The team also provided evidence for a direct interaction between the abducted neutrophils and the malignant cells. During their “chat”, which lasted up to 90 minutes, the immune cells released a chemical known as prostaglandin E2 to stimulate growth of the nearby cancer colonies.
What of human risk
Their ground-breaking work raises, of course, the important question of whether human cancer cells pull off the same dirty trick.
3D melanoma cell.
Sriram Subramaniam/National Cancer Institute
It has already been established that the ulceration of melanoma, the rarest but most deadliest form of skin cancer, is a bad prognostic indicator. So the teams then analysed human melanoma samples taken from patients with different degrees of ulceration. They found a 15-fold increase in neutrophils from samples taken from non-inflamed melanomas to moderately ulcerated lesions, and a 100-fold increase from non-inflamed to excessively ulcerated lesions.

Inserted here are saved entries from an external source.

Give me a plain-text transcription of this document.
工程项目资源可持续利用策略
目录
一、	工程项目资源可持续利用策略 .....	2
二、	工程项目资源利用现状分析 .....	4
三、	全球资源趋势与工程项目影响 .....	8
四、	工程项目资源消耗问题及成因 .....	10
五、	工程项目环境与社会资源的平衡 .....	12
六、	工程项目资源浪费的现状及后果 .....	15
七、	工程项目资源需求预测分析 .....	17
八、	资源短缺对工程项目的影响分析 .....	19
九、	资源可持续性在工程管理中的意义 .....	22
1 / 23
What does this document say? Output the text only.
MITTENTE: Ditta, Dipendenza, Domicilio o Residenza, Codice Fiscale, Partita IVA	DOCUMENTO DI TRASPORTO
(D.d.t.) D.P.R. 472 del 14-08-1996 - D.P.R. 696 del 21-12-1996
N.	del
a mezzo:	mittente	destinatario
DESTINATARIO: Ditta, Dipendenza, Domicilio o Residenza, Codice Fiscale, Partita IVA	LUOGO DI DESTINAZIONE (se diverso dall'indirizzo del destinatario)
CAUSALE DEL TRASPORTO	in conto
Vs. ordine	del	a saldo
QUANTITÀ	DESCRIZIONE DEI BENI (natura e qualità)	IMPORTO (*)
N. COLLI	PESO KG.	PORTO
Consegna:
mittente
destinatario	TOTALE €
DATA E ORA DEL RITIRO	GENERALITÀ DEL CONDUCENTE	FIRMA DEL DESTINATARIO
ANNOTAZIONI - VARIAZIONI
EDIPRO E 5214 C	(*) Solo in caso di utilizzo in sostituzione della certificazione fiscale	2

This shows that some human cancer cells share the ability to abduct and misuse immune cells to their advantage. It also poses the question of whether cancer surgery could enable malignant cells to survive when wounds become inflamed. A recent analysis of breast cancer operations indeed suggested that the use of anti-inflammatory drugs such as ketorolac given to patients before and after surgery leads to a lower recurrence of their breast tumours. Their exciting findings may also explain why aspirin, which blocks the production of prostaglandin E2 so efficiently, reduces the risk of developing several types of cancer.
The new observations could pave the way for new anti-cancer therapies if it were to be possible to turn the abducted neutrophils into a trojan horse which would kill pre-malignant cells. The high impact of their work illustrates also the power of international collaborations which are much more powerful than the sum of of individual contribution in science and cancer research.